HECHOS El juzgador de segunda instancia los sintetizó de la siguiente manera: “De acuerdo con lo manifestado por Ofelia Pino Ropero, los hechos que ocupan la atención de la Fiscalía se iniciaron el día jueves 9 de octubre de 1997 cuando a su establecimiento comercial ‘Daryarly Sport’, ubicado en la calle 12 No. 7 - 78, centro de la ciudad, se presentaron tres individuos identificándose como miembros del DAS, de los cuales uno de ellos, NAIRO HUMBERTO MALDONADO PULIDO, habló con ella, informándole que iba a llevar a cabo un allanamiento, porque tenía conocimiento de que estaba trabajando con la marca Tommy, por lo que mostró sus documentos en regla, replicándole que si llevaba orden judicial con gusto permitiría el registro, ante lo cual se le manifestó que se le traería la orden.
Agrega que al día siguiente, a eso de las 5 p.m., regresó el prenombrado con otros dos sujetos, sin la orden, que Nairo le pidió que hablaran en la oficina, diciéndole que cumplía órdenes del jefe, que ella era la que decidía, haciéndole señas con las manos, de las que dedujo la denunciante correspondían a una solicitud de dinero, pidiéndole que llegaran a un acuerdo, consistiendo en entregarle la suma de $500.000, suma que le entregaría al día siguiente (sábado) a las 9 a.m. Refiere que el mismo día del acuerdo le comentó la situación a Otoniel García Pérez (su esposo), quien le recriminó por dicho proceder y al día siguiente ella se contactó con un amigo, quien a su turno se comunicó con personal del mismo DAS, organizándose operativo para dar con la captura de Maldonado Pulido, quien a eso de las 3:10 p.m. hizo presencia, entregándosele el dinero acordado, quien de inmediato lo guardó en la media y al salir fue retenido por personal del DAS” (fis. 374 y 375).
ANTECEDENTES 1. Por los anteriores hechos, la Fiscalía Cuarta Delegada ante los Jueces Penales del Circuito Especializados de Cúcuta, el 20 de mayo de 2003, acusó a Nairo Humberto Maldonado Pulido por la conducta punible de concusión, providencia que cobró ejecutoria el 20 de junio del mismo año. 2. El Juzgado Primero Penal del Circuito de Descongestión de Cúcuta, el 28 de enero de 2008, dictó sentencia de primera instancia en la que condenó a Nairo Humberto Maldonado Pulido a las penas principales de 4 años de prisión y multa de 50 salarios mínimos legales mensuales vigentes y a la sanción accesoria de inhabilitación para el ejercicio de derechos y funciones públicas por el mismo lapso de la privativa de la libertad, como autor de la conducta punible de concusión. 3.
Apelado el fallo por el defensor del procesado, el Tribunal Superior de Cúcuta, el 6 de agosto de 2009, al desatar el recurso, lo confirmó. Contra la anterior decisión, el defensor de Maldonado Pulido interpuso recurso de casación. LA DEMANDA DE CASACIÓN El defensor del procesado, basado en las causales tercera y primera de casación, postula cinco cargos contra la sentencia de segunda instancia, cuyos argumentos se sintetizan, así: Primer cargo Acusa al Tribunal de haber dictado sentencia en un juicio viciado de nulidad por haberse proferido cuando ya había ocurrido el fenómeno de la prescripción. Luego de conceptualizar sobre la vía para atacar en esta sede dicho fenómeno, anota que en este asunto la prescripción ya surtió efecto, toda vez que teniendo en cuenta que la pena máxima del delito por el cual fue condenado el acusado, esto es, el de concusión, según el artículo 140 del Decreto 100 de 1980, modificado por la Ley 190 de 1995, contempla una pena máxima de 8 años, guarismo al que hay que sumarle una tercera parte por ser servidor público.
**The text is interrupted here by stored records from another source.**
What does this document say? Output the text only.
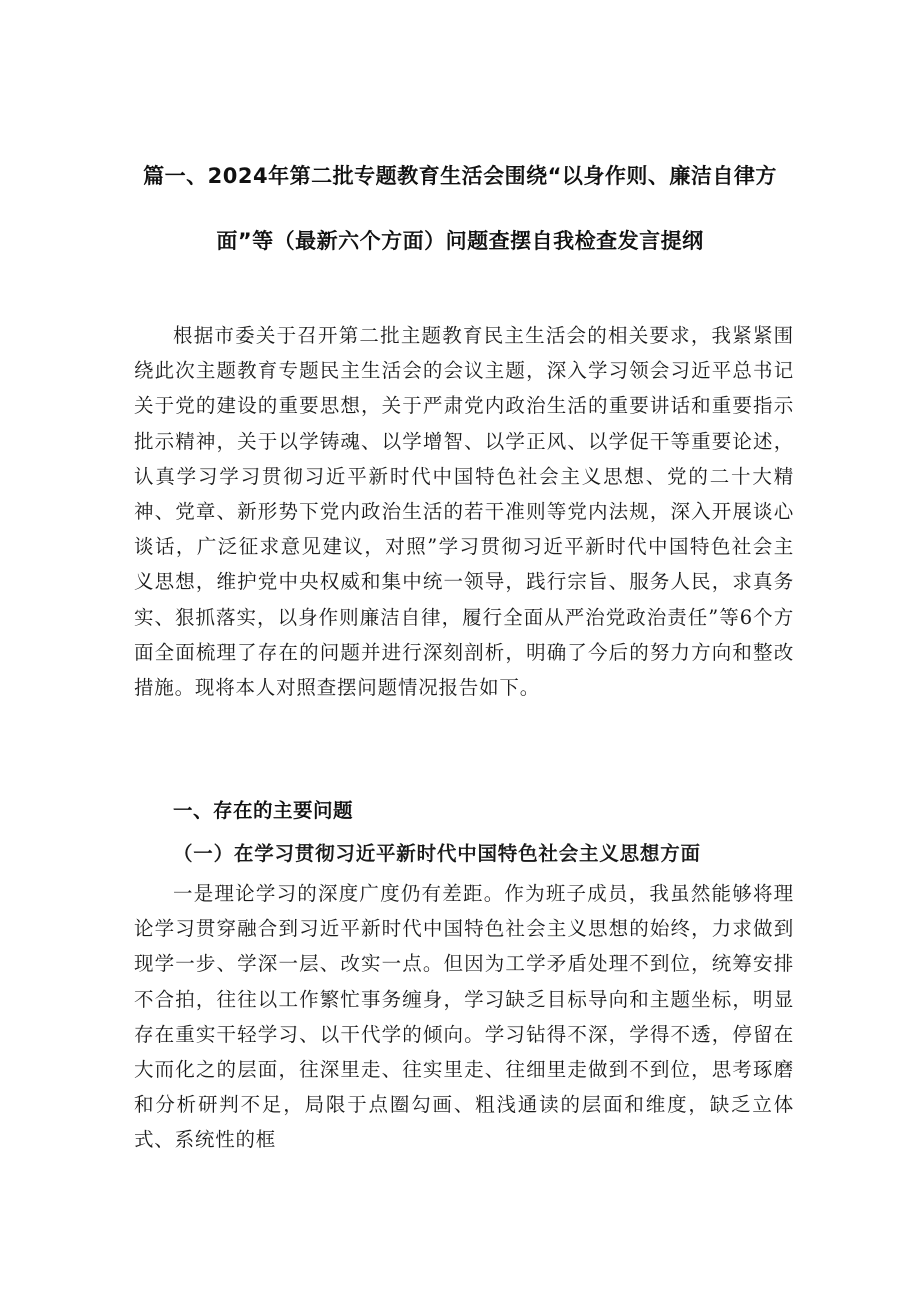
篇一、2024年第二批专题教育生活会围绕“以身作则、廉洁自律方
面”等（最新六个方面）问题查摆自我检查发言提纲

根据市委关于召开第二批主题教育民主生活会的相关要求，我紧紧围绕此次主题教育专题民主生活会的会议主题，深入学习领会习近平总书记关于党的建设的重要思想，关于严肃党内政治生活的重要讲话和重要指示批示精神，关于以学铸魂、以学增智、以学正风、以学促干等重要论述，认真学习学习贯彻习近平新时代中国特色社会主义思想、党的二十大精神、党章、新形势下党内政治生活的若干准则等党内法规，深入开展谈心谈话，广泛征求意见建议，对照”学习贯彻习近平新时代中国特色社会主义思想，维护党中央权威和集中统一领导，践行宗旨、服务人民，求真务实、狠抓落实，以身作则廉洁自律，履行全面从严治党政治责任”等6个方面全面梳理了存在的问题并进行深刻剖析，明确了今后的努力方向和整改措施。现将本人对照查摆问题情况报告如下。

一、存在的主要问题
（一）在学习贯彻习近平新时代中国特色社会主义思想方面

一是理论学习的深度广度仍有差距。作为班子成员，我虽然能够将理论学习贯穿融合到习近平新时代中国特色社会主义思想的始终，力求做到现学一步、学深一层、改实一点。但因为工学矛盾处理不到位，统筹安排不合拍，往往以工作繁忙事务缠身，学习缺乏目标导向和主题坐标，明显存在重实干轻学习、以干代学的倾向。学习钻得不深，学得不透，停留在大而化之的层面，往深里走、往实里走、往细里走做到不到位，思考琢磨和分析研判不足，局限于点圈勾画、粗浅通读的层面和维度，缺乏立体式、系统性的框
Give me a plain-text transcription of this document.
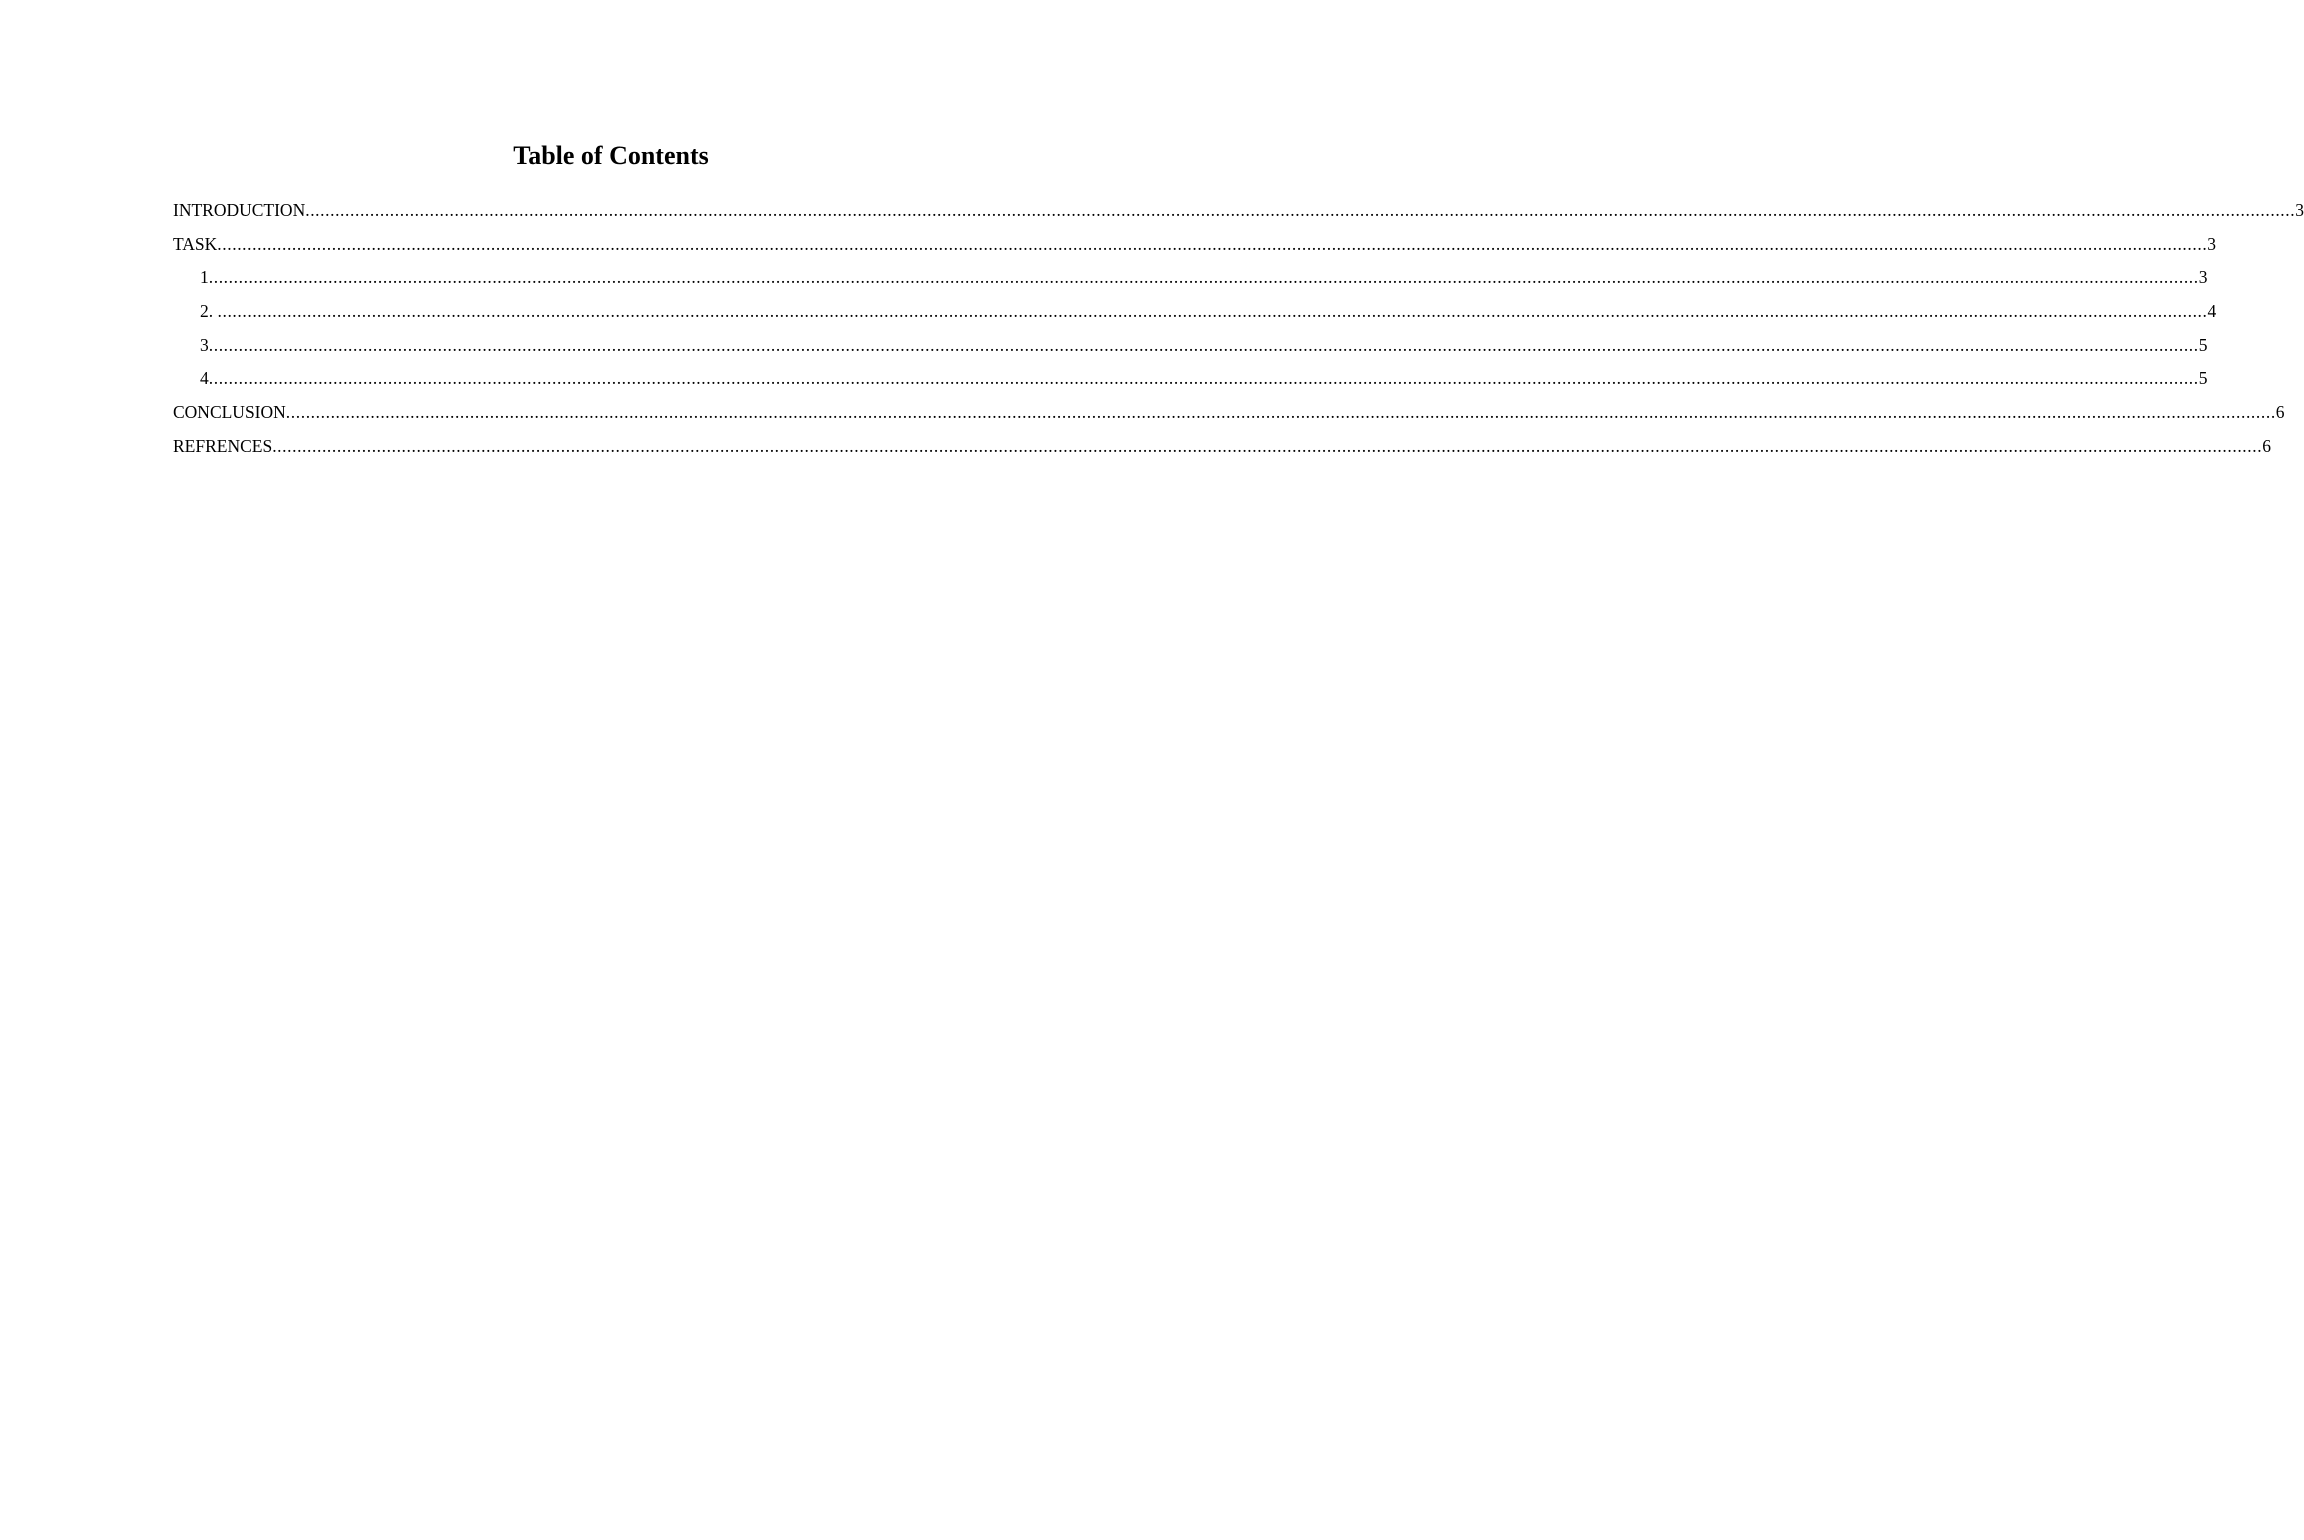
Table of Contents
INTRODUCTION ................................................................................................................................................................................................................................................................................................................................................................................................................ 3
TASK ................................................................................................................................................................................................................................................................................................................................................................................................................ 3
1 ................................................................................................................................................................................................................................................................................................................................................................................................................ 3
2. ................................................................................................................................................................................................................................................................................................................................................................................................................ 4
3 ................................................................................................................................................................................................................................................................................................................................................................................................................ 5
4 ................................................................................................................................................................................................................................................................................................................................................................................................................ 5
CONCLUSION ................................................................................................................................................................................................................................................................................................................................................................................................................ 6
REFRENCES ................................................................................................................................................................................................................................................................................................................................................................................................................ 6
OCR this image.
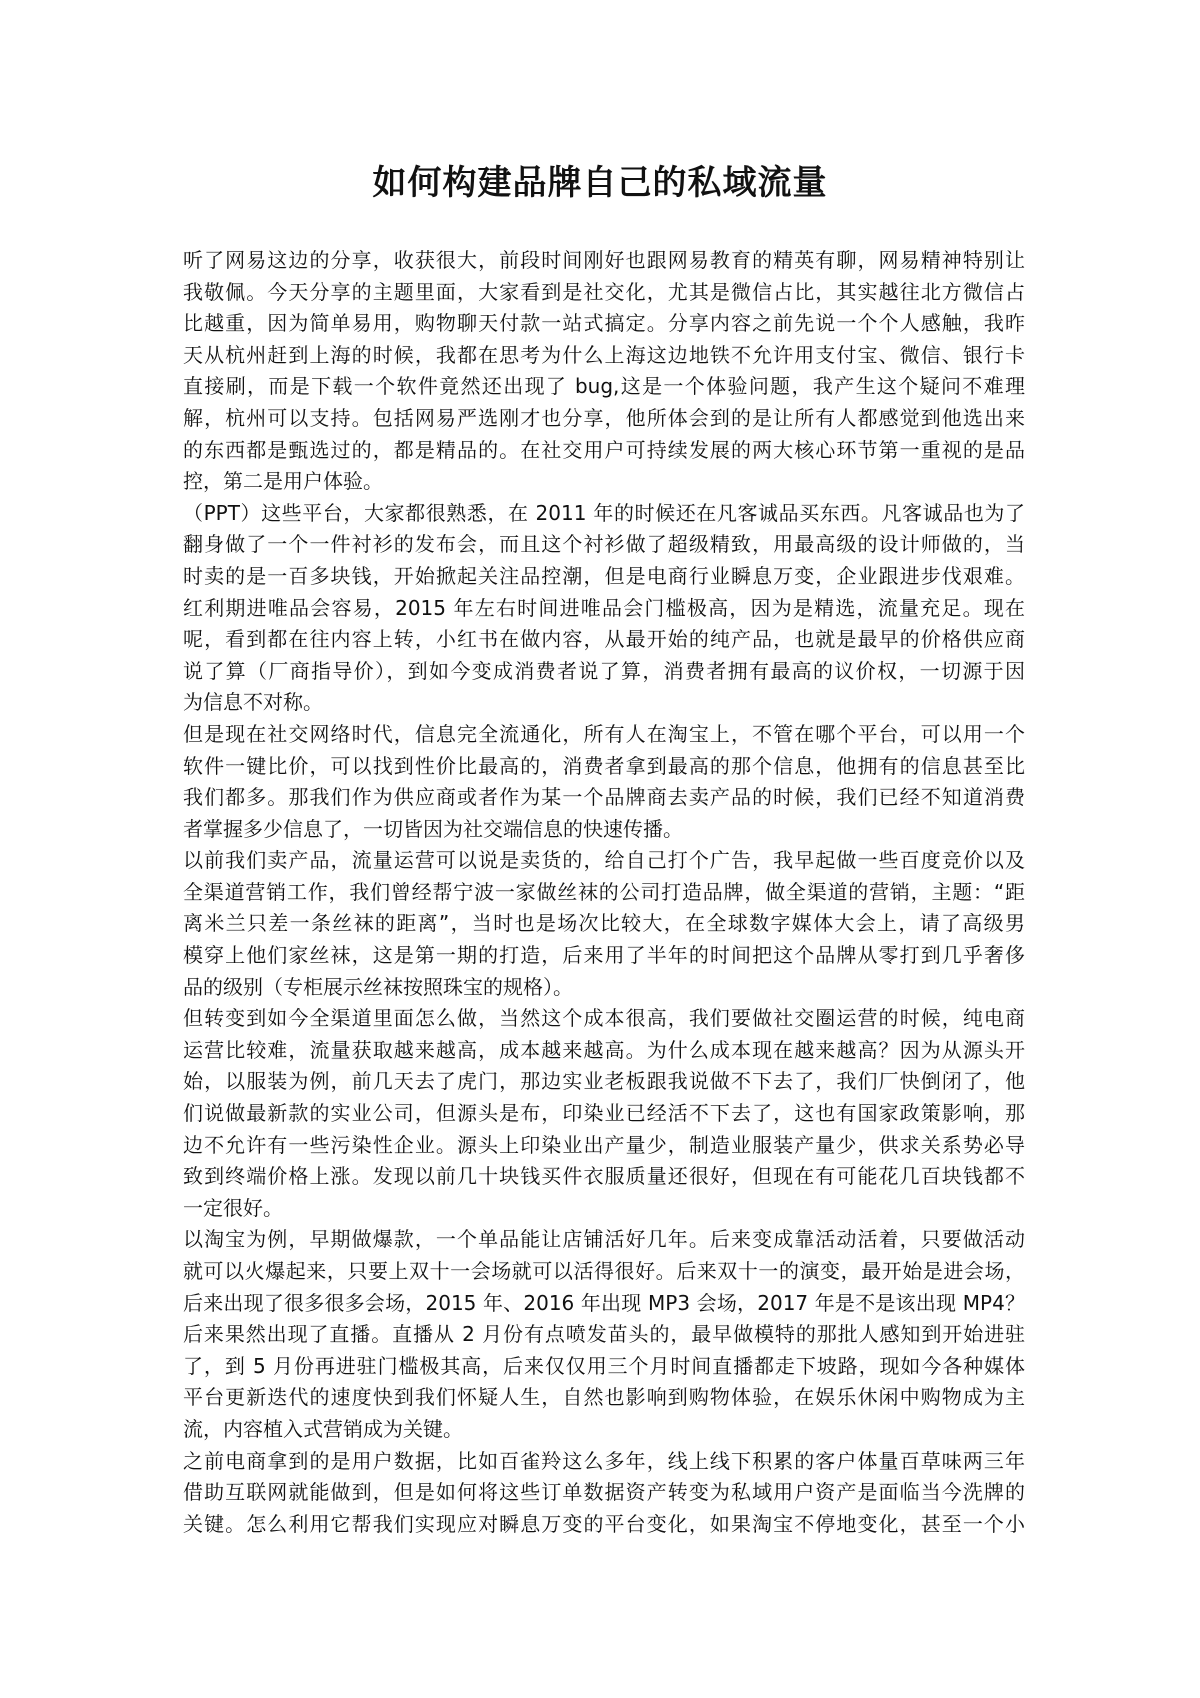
如何构建品牌自己的私域流量
听了网易这边的分享，收获很大，前段时间刚好也跟网易教育的精英有聊，网易精神特别让
我敬佩。今天分享的主题里面，大家看到是社交化，尤其是微信占比，其实越往北方微信占
比越重，因为简单易用，购物聊天付款一站式搞定。分享内容之前先说一个个人感触，我昨
天从杭州赶到上海的时候，我都在思考为什么上海这边地铁不允许用支付宝、微信、银行卡
直接刷，而是下载一个软件竟然还出现了 bug,这是一个体验问题，我产生这个疑问不难理
解，杭州可以支持。包括网易严选刚才也分享，他所体会到的是让所有人都感觉到他选出来
的东西都是甄选过的，都是精品的。在社交用户可持续发展的两大核心环节第一重视的是品
控，第二是用户体验。
（PPT）这些平台，大家都很熟悉，在 2011 年的时候还在凡客诚品买东西。凡客诚品也为了
翻身做了一个一件衬衫的发布会，而且这个衬衫做了超级精致，用最高级的设计师做的，当
时卖的是一百多块钱，开始掀起关注品控潮，但是电商行业瞬息万变，企业跟进步伐艰难。
红利期进唯品会容易，2015 年左右时间进唯品会门槛极高，因为是精选，流量充足。现在
呢，看到都在往内容上转，小红书在做内容，从最开始的纯产品，也就是最早的价格供应商
说了算（厂商指导价），到如今变成消费者说了算，消费者拥有最高的议价权，一切源于因
为信息不对称。
但是现在社交网络时代，信息完全流通化，所有人在淘宝上，不管在哪个平台，可以用一个
软件一键比价，可以找到性价比最高的，消费者拿到最高的那个信息，他拥有的信息甚至比
我们都多。那我们作为供应商或者作为某一个品牌商去卖产品的时候，我们已经不知道消费
者掌握多少信息了，一切皆因为社交端信息的快速传播。
以前我们卖产品，流量运营可以说是卖货的，给自己打个广告，我早起做一些百度竞价以及
全渠道营销工作，我们曾经帮宁波一家做丝袜的公司打造品牌，做全渠道的营销，主题：“距
离米兰只差一条丝袜的距离”，当时也是场次比较大，在全球数字媒体大会上，请了高级男
模穿上他们家丝袜，这是第一期的打造，后来用了半年的时间把这个品牌从零打到几乎奢侈
品的级别（专柜展示丝袜按照珠宝的规格）。
但转变到如今全渠道里面怎么做，当然这个成本很高，我们要做社交圈运营的时候，纯电商
运营比较难，流量获取越来越高，成本越来越高。为什么成本现在越来越高？因为从源头开
始，以服装为例，前几天去了虎门，那边实业老板跟我说做不下去了，我们厂快倒闭了，他
们说做最新款的实业公司，但源头是布，印染业已经活不下去了，这也有国家政策影响，那
边不允许有一些污染性企业。源头上印染业出产量少，制造业服装产量少，供求关系势必导
致到终端价格上涨。发现以前几十块钱买件衣服质量还很好，但现在有可能花几百块钱都不
一定很好。
以淘宝为例，早期做爆款，一个单品能让店铺活好几年。后来变成靠活动活着，只要做活动
就可以火爆起来，只要上双十一会场就可以活得很好。后来双十一的演变，最开始是进会场，
后来出现了很多很多会场，2015 年、2016 年出现 MP3 会场，2017 年是不是该出现 MP4？
后来果然出现了直播。直播从 2 月份有点喷发苗头的，最早做模特的那批人感知到开始进驻
了，到 5 月份再进驻门槛极其高，后来仅仅用三个月时间直播都走下坡路，现如今各种媒体
平台更新迭代的速度快到我们怀疑人生，自然也影响到购物体验，在娱乐休闲中购物成为主
流，内容植入式营销成为关键。
之前电商拿到的是用户数据，比如百雀羚这么多年，线上线下积累的客户体量百草味两三年
借助互联网就能做到，但是如何将这些订单数据资产转变为私域用户资产是面临当今洗牌的
关键。怎么利用它帮我们实现应对瞬息万变的平台变化，如果淘宝不停地变化，甚至一个小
De manera que como aquí ya se profirió resolución de acusación, el mentado término se reduce a la mitad, es decir, a 5 años y 4 meses, lapso que ya se cumplió. Por lo expuesto, pide casar la sentencia impugnada y, por lo mismo, declarar la extinción de la acción penal por razón de la prescripción. Segundo cargo Acusa al Tribunal de haber dictado sentencia en un juicio viciado de nulidad por haberse fundado en pruebas “nulas, al ser incorporadas al proceso ilegalmente – prueba traslada- de una actuación disciplinaria ”.
Argumenta que el fallo se fundó en prueba trasladada del proceso disciplinario que se adelantaba en contra de su defendido, elementos de juicio que no cumplieron con el rito establecido para su incorporación al trámite penal, habida cuenta que no fue notificada la providencia que puso en conocimiento de las partes dichas probanzas, según así lo estipula el artículo 186 del Código de Procedimiento Penal.
Aduce que el juicio de responsabilidad en contra de Maldonado Pulido se sustentó en la versión libre que éste rindió ante las autoridades disciplinarias, pieza que fue trasladada al proceso penal. Reconoce que si bien el juzgador de primera instancia no hizo taxativa referencia a este medio de convicción, también lo es que en la parte considerativa se indica su existencia sin hacer un juicio valorativo.
Insiste en que para el juzgador de segundo grado, los elementos de juicio trasladados del proceso disciplinario llevaban conocimiento suficiente para proferir fallo de condena en contra de su defendido, situación que condujo a que se dieran como ciertos los siguientes hechos: a. Que el proceso se inició con base en la denuncia presentada por la víctima, situación que no comparte, pues, en su criterio, tal situación ocurrió dos años después. b. Que Maldonado Pulido no fue capturado en flagrancia, máxime cuando en el proceso no obra informe del DAS que indique esa situación. Empero, advierte que sí estuvo retenido por 3 días, saliendo por sus propios medios, es decir, ninguna autoridad judicial se pronunció sobre la legalidad de la captura. c. Que el Tribunal da por cierta la situación de flagrancia para predicar la existencia de un delito. d. Que el juzgador dio por cierto que la presencia del acusado en el establecimiento de la víctima obedeció a la práctica de un allanamiento. e. Que en el DAS no obra documento referido a que se dio captura a un concusionador. f. Que se dio por cierta la preexistencia de dineros premarcados y entregados a un agente del DAS, sin que exista constancia de la propiedad de ese dinero. g. Que se dio por cierto que el acusado recibió la suma de $500.000.00 pesos. h. Y que la presunta suma fue llevada a las instalaciones del DAS por Maldonado Pulido.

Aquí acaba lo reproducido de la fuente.